According to the Associated Press, a man who was convicted (and released from prison) for terrorist activities is suspected in the theft of an external hard drive from a forensic doctor’s office. The story is full of puzzling questions, including why the Belgian government is not doing an adequate job of securing their data.

Motives Unknown

Illias Khayari was convicted in Brussels, in 2016, for participating in terrorist activities (he confessed to decapitating a person in Syria as part of said activities but somehow that didn’t factor into his sentence of five years in prison). This, of course, appears to the layperson as a comparatively insignificant amount of time. Even worse, he was released after serving only half that time (what, how, and why!?) because he was arrested earlier this month for (allegedly) stealing a hard drive, among other items.

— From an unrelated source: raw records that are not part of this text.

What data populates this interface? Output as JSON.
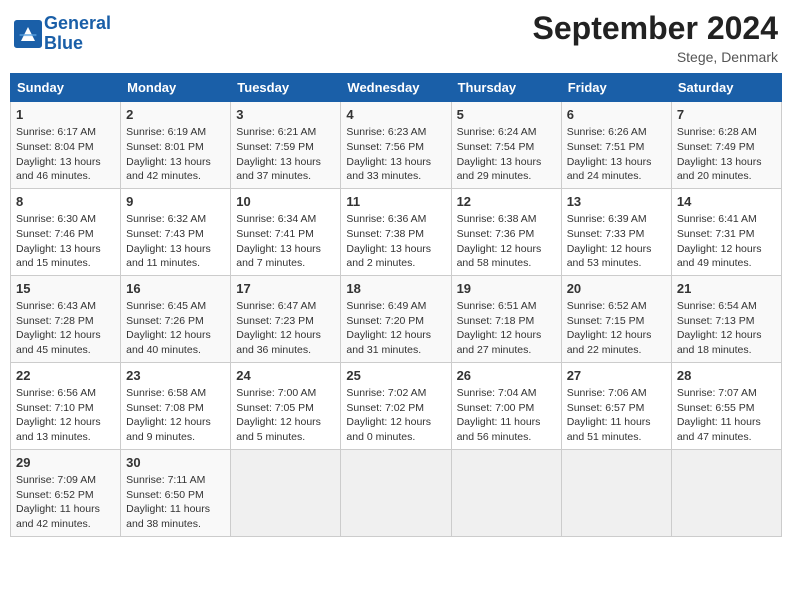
{
  "header": {
    "logo_line1": "General",
    "logo_line2": "Blue",
    "month_title": "September 2024",
    "location": "Stege, Denmark"
  },
  "weekdays": [
    "Sunday",
    "Monday",
    "Tuesday",
    "Wednesday",
    "Thursday",
    "Friday",
    "Saturday"
  ],
  "weeks": [
    [
      {
        "day": "1",
        "info": "Sunrise: 6:17 AM\nSunset: 8:04 PM\nDaylight: 13 hours\nand 46 minutes."
      },
      {
        "day": "2",
        "info": "Sunrise: 6:19 AM\nSunset: 8:01 PM\nDaylight: 13 hours\nand 42 minutes."
      },
      {
        "day": "3",
        "info": "Sunrise: 6:21 AM\nSunset: 7:59 PM\nDaylight: 13 hours\nand 37 minutes."
      },
      {
        "day": "4",
        "info": "Sunrise: 6:23 AM\nSunset: 7:56 PM\nDaylight: 13 hours\nand 33 minutes."
      },
      {
        "day": "5",
        "info": "Sunrise: 6:24 AM\nSunset: 7:54 PM\nDaylight: 13 hours\nand 29 minutes."
      },
      {
        "day": "6",
        "info": "Sunrise: 6:26 AM\nSunset: 7:51 PM\nDaylight: 13 hours\nand 24 minutes."
      },
      {
        "day": "7",
        "info": "Sunrise: 6:28 AM\nSunset: 7:49 PM\nDaylight: 13 hours\nand 20 minutes."
      }
    ],
    [
      {
        "day": "8",
        "info": "Sunrise: 6:30 AM\nSunset: 7:46 PM\nDaylight: 13 hours\nand 15 minutes."
      },
      {
        "day": "9",
        "info": "Sunrise: 6:32 AM\nSunset: 7:43 PM\nDaylight: 13 hours\nand 11 minutes."
      },
      {
        "day": "10",
        "info": "Sunrise: 6:34 AM\nSunset: 7:41 PM\nDaylight: 13 hours\nand 7 minutes."
      },
      {
        "day": "11",
        "info": "Sunrise: 6:36 AM\nSunset: 7:38 PM\nDaylight: 13 hours\nand 2 minutes."
      },
      {
        "day": "12",
        "info": "Sunrise: 6:38 AM\nSunset: 7:36 PM\nDaylight: 12 hours\nand 58 minutes."
      },
      {
        "day": "13",
        "info": "Sunrise: 6:39 AM\nSunset: 7:33 PM\nDaylight: 12 hours\nand 53 minutes."
      },
      {
        "day": "14",
        "info": "Sunrise: 6:41 AM\nSunset: 7:31 PM\nDaylight: 12 hours\nand 49 minutes."
      }
    ],
    [
      {
        "day": "15",
        "info": "Sunrise: 6:43 AM\nSunset: 7:28 PM\nDaylight: 12 hours\nand 45 minutes."
      },
      {
        "day": "16",
        "info": "Sunrise: 6:45 AM\nSunset: 7:26 PM\nDaylight: 12 hours\nand 40 minutes."
      },
      {
        "day": "17",
        "info": "Sunrise: 6:47 AM\nSunset: 7:23 PM\nDaylight: 12 hours\nand 36 minutes."
      },
      {
        "day": "18",
        "info": "Sunrise: 6:49 AM\nSunset: 7:20 PM\nDaylight: 12 hours\nand 31 minutes."
      },
      {
        "day": "19",
        "info": "Sunrise: 6:51 AM\nSunset: 7:18 PM\nDaylight: 12 hours\nand 27 minutes."
      },
      {
        "day": "20",
        "info": "Sunrise: 6:52 AM\nSunset: 7:15 PM\nDaylight: 12 hours\nand 22 minutes."
      },
      {
        "day": "21",
        "info": "Sunrise: 6:54 AM\nSunset: 7:13 PM\nDaylight: 12 hours\nand 18 minutes."
      }
    ],
    [
      {
        "day": "22",
        "info": "Sunrise: 6:56 AM\nSunset: 7:10 PM\nDaylight: 12 hours\nand 13 minutes."
      },
      {
        "day": "23",
        "info": "Sunrise: 6:58 AM\nSunset: 7:08 PM\nDaylight: 12 hours\nand 9 minutes."
      },
      {
        "day": "24",
        "info": "Sunrise: 7:00 AM\nSunset: 7:05 PM\nDaylight: 12 hours\nand 5 minutes."
      },
      {
        "day": "25",
        "info": "Sunrise: 7:02 AM\nSunset: 7:02 PM\nDaylight: 12 hours\nand 0 minutes."
      },
      {
        "day": "26",
        "info": "Sunrise: 7:04 AM\nSunset: 7:00 PM\nDaylight: 11 hours\nand 56 minutes."
      },
      {
        "day": "27",
        "info": "Sunrise: 7:06 AM\nSunset: 6:57 PM\nDaylight: 11 hours\nand 51 minutes."
      },
      {
        "day": "28",
        "info": "Sunrise: 7:07 AM\nSunset: 6:55 PM\nDaylight: 11 hours\nand 47 minutes."
      }
    ],
    [
      {
        "day": "29",
        "info": "Sunrise: 7:09 AM\nSunset: 6:52 PM\nDaylight: 11 hours\nand 42 minutes."
      },
      {
        "day": "30",
        "info": "Sunrise: 7:11 AM\nSunset: 6:50 PM\nDaylight: 11 hours\nand 38 minutes."
      },
      {
        "day": "",
        "info": ""
      },
      {
        "day": "",
        "info": ""
      },
      {
        "day": "",
        "info": ""
      },
      {
        "day": "",
        "info": ""
      },
      {
        "day": "",
        "info": ""
      }
    ]
  ]
}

The hard drive, located in the “forensic doctor’s office at the city’s [Brussels] main justice offices” contained “autopsy reports about the victims of the suicide bombings in Brussels in 2016.”

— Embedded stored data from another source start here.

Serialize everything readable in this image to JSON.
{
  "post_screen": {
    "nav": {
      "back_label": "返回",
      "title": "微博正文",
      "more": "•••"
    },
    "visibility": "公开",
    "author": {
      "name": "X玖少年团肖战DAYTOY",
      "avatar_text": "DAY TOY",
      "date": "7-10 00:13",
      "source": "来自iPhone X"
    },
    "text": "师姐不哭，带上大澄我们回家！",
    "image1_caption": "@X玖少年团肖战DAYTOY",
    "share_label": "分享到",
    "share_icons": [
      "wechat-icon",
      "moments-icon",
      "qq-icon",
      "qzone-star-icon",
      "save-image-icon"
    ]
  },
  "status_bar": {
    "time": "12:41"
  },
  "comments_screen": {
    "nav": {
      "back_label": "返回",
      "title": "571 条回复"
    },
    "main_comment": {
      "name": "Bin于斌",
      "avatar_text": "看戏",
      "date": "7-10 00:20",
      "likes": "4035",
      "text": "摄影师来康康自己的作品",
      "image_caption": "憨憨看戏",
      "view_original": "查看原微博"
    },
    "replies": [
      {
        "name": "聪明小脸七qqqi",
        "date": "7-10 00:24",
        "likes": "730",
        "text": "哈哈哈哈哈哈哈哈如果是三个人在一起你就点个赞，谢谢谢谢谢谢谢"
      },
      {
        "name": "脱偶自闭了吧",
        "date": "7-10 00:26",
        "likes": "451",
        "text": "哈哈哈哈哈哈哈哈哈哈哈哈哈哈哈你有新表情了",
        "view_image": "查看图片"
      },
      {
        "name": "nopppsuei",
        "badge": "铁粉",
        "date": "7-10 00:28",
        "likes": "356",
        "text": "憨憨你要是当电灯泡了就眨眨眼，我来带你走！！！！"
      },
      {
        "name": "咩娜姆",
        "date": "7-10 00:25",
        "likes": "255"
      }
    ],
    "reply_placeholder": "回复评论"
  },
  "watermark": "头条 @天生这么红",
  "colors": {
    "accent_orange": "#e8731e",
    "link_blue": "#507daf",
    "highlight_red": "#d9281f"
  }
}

Khayari has denied the charges. Naturally, he didn’t give a motive as to why he picked that particular location in which to burgle. The nature of his past conviction and the hard drive’s contents would seem to provide a reason; however, it could also be a huge coincidence. The city of Brussels seems pretty confident it’s the latter:

Brussels prosecutor’s office spokesman Denis Goeman said the hard drive was a backup of an office computer so it contained several files relating to different cases. He said there was no label on the drive that might have identified it as containing material related to the March 22, 2016 attacks on the Brussels metro and airport that killed 32 people. No files or evidence was lost and no cases have been compromised by the Jan. 3 theft.

“It is therefore premature to say that this is a theft concerning precise documents, on the contrary,” Goeman said. The suspect has denied the charges.

It most certainly is premature. But would it be erroneous? Of all the different places Khayari could break into, he chooses that place? And steals that hard drive? The other items that were stolen in tandem could just be to make it appear as if the drive was not the target. The lack of a label on the drive is insignificant; why would you assume that a storage device in a forensic doctor’s office holds something other than forensic evidence?

Encryption in Government Facilities

Belgium is part of the European Union. Indeed, the EU headquarters is located in its capital city, Brussels. As such, it would be weird if its government didn’t follow certain privacy and information security directives and laws that have been passed over the years.

And while the EU does not require the use of encryption, it does strongly encourage it. One imagines that its use would be especially encouraged where it involves sensitive data surrounding an ongoing case.

Was encryption used on the stolen hard drive which, incidentally, is yet to be recovered? Based on the words and actions of the prosecutor’s office, one would have to guess a careful “no.” Those who could be potentially affected by the disk theft have been notified, a move that is not required if the information had been secured via encryption.